O. STANISŁAW KAWIŃSKI, OFIARA MIŁOŚCI BLIŹNIEGO z roku 1719…

W roku 1718 miał miejsce pożar reformackiego klasztoru w Wieliczce. Spłonęły wówczas zarówno biblioteka jak i archiwum, a w nim księgi nowicjackie. Wkrótce podjęto próbę odtworzenia akt profesji żyjących jeszcze wówczas zakonników. Z tych zapisów dowiadujemy się, że o. Stanisław Kawiński złożył profesję uroczystą 7 maja 1690 r. W akcie wprawdzie mamy rok 1689, ale wpisane tam imiona i nazwiska gwardiana, magistra nowicjatu i innych ojców przekonują nas że profesja została złożona w roku 1690, po odbyciu rocznego nowicjatu.

Sześć dni po profesji otrzymał w Krakowie święcenia niższe i skierowany został do klasztorów, które były miejscami studiów zakonnych: Zakliczyna (uzupełnienie wykształcenia średniego i pierwszy rok lub dwa filozofii), Lwowa (dokończenie kursu filozofii i studium teologii moralnej) i Krakowa (teologia spekulatywna). Święcenia kapłańskie otrzymał jeszcze jako student filozofii 12 grudnia 1694 roku we Lwowie z rąk Stanisław Święcickiego, biskupa chełmskiego.

Pełnił miedzy innymi urząd kaznodziei w Zakliczynie, Lwowie i Przemyślu; gwardiana w Stopnicy (1707 - 08), Wieliczce (1711 - 13), Zamościu (1715 - 16) i Przemyślu (1716 - 17); socjusza magistra nowicjatu w Wieliczce (1701 - 02) i magistra nowicjuszy tamże (1708 - 11).

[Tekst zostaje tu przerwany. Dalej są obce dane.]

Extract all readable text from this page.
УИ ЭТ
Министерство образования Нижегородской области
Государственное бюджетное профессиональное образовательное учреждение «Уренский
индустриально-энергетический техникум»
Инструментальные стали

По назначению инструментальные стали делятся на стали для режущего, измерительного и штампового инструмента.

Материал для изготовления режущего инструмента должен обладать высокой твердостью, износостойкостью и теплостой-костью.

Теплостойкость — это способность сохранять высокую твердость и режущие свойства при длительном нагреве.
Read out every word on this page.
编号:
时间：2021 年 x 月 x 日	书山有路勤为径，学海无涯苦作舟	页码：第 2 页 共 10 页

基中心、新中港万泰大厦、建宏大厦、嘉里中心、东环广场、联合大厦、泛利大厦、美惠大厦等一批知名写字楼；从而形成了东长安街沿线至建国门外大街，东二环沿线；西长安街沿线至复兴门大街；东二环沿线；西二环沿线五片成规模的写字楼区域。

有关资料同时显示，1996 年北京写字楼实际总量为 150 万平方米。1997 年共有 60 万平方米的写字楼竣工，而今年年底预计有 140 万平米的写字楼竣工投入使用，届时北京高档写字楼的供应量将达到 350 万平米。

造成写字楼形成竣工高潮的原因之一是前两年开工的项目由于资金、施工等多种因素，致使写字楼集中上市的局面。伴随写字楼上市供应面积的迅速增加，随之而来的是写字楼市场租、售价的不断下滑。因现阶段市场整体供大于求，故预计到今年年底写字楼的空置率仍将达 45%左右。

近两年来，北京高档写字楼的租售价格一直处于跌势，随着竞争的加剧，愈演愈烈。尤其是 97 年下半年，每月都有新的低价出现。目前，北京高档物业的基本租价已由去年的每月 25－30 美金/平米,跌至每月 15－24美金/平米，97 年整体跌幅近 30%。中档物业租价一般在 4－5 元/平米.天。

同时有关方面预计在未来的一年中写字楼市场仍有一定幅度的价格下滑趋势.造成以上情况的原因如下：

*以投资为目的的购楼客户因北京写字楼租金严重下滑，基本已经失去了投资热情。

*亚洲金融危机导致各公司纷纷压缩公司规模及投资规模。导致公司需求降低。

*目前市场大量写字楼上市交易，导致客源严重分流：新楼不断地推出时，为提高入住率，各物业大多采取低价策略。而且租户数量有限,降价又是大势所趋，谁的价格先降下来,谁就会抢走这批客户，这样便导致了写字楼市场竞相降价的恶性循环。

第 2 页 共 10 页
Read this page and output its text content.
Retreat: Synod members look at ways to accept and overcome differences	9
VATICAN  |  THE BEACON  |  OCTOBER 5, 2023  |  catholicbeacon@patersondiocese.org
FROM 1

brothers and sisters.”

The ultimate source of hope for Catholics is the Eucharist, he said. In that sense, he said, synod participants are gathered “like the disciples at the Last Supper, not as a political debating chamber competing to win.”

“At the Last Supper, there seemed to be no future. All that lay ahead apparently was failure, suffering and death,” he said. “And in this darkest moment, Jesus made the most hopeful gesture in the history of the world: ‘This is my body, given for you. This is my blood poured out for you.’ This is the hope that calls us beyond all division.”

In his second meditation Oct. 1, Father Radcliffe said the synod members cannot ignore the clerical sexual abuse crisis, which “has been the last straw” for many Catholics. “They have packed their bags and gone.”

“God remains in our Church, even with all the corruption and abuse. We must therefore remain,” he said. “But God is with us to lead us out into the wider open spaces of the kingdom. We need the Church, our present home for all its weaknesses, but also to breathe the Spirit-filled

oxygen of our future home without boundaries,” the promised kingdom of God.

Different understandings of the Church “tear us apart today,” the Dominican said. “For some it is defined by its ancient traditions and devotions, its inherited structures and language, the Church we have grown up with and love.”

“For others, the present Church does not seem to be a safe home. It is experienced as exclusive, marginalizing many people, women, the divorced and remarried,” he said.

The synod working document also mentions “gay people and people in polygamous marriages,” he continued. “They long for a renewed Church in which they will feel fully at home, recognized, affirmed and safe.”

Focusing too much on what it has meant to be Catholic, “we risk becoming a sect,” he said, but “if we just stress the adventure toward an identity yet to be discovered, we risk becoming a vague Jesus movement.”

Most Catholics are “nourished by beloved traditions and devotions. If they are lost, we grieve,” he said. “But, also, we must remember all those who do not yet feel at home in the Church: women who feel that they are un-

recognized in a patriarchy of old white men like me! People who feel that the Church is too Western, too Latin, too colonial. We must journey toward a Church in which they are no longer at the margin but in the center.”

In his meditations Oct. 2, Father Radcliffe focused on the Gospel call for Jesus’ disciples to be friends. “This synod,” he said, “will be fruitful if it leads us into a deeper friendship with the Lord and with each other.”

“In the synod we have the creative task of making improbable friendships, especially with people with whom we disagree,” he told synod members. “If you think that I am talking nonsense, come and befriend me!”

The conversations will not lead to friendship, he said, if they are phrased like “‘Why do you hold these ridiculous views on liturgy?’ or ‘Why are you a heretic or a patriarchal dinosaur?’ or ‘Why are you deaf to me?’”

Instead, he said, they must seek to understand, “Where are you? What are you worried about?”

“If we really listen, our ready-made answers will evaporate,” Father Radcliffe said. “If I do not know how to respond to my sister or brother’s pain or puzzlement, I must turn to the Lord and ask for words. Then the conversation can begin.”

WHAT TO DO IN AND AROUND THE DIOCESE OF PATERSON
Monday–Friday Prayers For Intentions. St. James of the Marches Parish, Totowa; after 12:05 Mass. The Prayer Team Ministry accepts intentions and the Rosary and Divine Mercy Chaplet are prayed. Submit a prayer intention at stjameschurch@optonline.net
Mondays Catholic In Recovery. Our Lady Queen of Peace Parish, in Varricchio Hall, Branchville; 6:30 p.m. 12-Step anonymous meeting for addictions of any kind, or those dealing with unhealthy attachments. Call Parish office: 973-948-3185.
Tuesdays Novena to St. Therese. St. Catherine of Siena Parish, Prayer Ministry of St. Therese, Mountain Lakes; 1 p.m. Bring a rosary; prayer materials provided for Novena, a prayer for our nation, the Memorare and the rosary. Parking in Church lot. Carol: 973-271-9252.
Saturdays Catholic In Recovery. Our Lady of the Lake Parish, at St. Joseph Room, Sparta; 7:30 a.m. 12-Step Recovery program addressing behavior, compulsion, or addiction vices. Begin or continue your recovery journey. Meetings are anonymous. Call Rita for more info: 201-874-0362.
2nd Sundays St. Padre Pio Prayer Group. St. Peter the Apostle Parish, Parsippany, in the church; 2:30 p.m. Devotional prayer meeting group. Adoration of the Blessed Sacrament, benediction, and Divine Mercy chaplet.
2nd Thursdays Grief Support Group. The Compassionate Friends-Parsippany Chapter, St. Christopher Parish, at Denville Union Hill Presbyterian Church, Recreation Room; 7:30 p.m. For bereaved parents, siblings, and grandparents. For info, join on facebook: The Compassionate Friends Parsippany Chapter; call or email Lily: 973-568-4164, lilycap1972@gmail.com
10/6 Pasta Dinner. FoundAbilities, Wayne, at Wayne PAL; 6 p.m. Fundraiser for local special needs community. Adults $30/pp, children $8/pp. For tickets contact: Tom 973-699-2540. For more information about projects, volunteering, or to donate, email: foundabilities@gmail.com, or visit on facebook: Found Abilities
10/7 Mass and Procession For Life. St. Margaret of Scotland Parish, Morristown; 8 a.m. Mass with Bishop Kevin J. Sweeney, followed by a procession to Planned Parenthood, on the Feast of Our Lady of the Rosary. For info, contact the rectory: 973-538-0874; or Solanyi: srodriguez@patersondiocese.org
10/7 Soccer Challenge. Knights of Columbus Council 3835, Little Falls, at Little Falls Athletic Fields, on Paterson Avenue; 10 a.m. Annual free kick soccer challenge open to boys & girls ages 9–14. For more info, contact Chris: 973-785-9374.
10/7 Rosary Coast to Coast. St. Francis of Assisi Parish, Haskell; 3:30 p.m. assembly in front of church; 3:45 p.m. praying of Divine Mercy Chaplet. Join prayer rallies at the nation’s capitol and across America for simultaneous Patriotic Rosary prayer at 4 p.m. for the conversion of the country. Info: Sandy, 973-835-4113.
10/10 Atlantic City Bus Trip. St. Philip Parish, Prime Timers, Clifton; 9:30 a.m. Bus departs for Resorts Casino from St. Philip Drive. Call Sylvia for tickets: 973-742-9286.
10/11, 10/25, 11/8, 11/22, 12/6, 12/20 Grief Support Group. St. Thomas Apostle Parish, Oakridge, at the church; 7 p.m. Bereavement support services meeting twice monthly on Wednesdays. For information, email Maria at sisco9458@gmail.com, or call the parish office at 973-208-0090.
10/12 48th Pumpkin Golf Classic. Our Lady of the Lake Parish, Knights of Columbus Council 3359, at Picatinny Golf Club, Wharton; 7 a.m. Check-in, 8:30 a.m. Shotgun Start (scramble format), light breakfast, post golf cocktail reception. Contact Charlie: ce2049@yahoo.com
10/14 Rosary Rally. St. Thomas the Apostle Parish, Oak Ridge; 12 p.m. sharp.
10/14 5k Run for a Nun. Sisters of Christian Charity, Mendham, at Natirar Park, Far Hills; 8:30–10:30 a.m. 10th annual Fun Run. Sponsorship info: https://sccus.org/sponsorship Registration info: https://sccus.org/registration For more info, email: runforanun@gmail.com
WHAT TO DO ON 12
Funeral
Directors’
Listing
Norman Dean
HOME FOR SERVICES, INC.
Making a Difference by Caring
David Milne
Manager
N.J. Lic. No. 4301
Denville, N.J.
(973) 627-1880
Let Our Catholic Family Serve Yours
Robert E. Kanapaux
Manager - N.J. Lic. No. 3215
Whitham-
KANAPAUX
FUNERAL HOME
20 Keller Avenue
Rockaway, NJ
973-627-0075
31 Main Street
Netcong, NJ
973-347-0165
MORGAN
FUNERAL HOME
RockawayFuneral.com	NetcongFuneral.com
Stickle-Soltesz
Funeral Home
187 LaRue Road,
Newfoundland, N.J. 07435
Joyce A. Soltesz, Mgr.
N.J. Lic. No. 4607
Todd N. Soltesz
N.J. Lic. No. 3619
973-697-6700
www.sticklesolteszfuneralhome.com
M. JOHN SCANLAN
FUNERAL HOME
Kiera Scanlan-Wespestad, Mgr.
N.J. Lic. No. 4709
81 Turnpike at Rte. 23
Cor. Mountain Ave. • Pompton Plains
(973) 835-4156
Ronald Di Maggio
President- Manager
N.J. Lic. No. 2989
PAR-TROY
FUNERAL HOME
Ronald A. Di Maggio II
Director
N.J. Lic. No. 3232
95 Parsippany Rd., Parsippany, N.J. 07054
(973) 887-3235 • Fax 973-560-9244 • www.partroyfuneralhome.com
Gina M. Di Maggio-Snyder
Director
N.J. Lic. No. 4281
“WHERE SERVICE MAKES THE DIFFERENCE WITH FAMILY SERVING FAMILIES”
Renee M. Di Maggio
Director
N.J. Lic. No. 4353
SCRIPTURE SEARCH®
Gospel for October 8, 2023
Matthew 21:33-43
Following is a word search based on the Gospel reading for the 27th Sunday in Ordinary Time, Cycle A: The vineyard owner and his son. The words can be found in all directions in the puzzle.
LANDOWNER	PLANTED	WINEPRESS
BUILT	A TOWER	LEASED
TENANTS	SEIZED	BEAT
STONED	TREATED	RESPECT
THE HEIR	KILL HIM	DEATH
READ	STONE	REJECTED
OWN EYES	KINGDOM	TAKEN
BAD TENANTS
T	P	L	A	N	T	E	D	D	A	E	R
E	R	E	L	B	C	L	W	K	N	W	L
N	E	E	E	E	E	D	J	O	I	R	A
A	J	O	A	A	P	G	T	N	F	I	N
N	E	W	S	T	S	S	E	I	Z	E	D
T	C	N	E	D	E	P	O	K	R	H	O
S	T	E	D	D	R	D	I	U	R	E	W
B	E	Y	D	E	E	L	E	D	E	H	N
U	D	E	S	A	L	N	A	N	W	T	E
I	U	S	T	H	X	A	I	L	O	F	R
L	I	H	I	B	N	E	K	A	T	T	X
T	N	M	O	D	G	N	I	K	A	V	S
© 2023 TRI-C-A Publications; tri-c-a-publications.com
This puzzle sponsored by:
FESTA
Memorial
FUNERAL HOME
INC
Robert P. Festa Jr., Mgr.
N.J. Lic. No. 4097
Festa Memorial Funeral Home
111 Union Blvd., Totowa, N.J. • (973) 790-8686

W sierpniu roku 1710, podczas epidemii dżumy, ewakuował się wraz z piętnastoma nowicjuszami do Zakliczyna, a gdy i tam zaraza zawitała – we wrześniu rzeką do Sandomierza, gdzie znajdował się wówczas drugi dom nowicjacki PROWINCJI MAŁOPOLSKIEJ.

Jesienią roku 1719, jako wikary klasztoru lwowskiego, posługiwał zapowietrzonym; sam zarażony dżumą zmarł 11 grudnia… Był dziewiątą spośród reformatów i ostatnią ofiarą tej choroby dziesiątkującej w tym czasie mieszkańców Lwowa. Imiona ich umieszczono na marmurowej pamiątkowej tablicy, wmurowanej w ścianę klasztornej świątyni. O ojcu Kawińskim napisano: Stanisław wikary, sługa wierny aż do śmierci. Złożył bowiem w ofierze własne życie służąc cierpiącym za zarazę …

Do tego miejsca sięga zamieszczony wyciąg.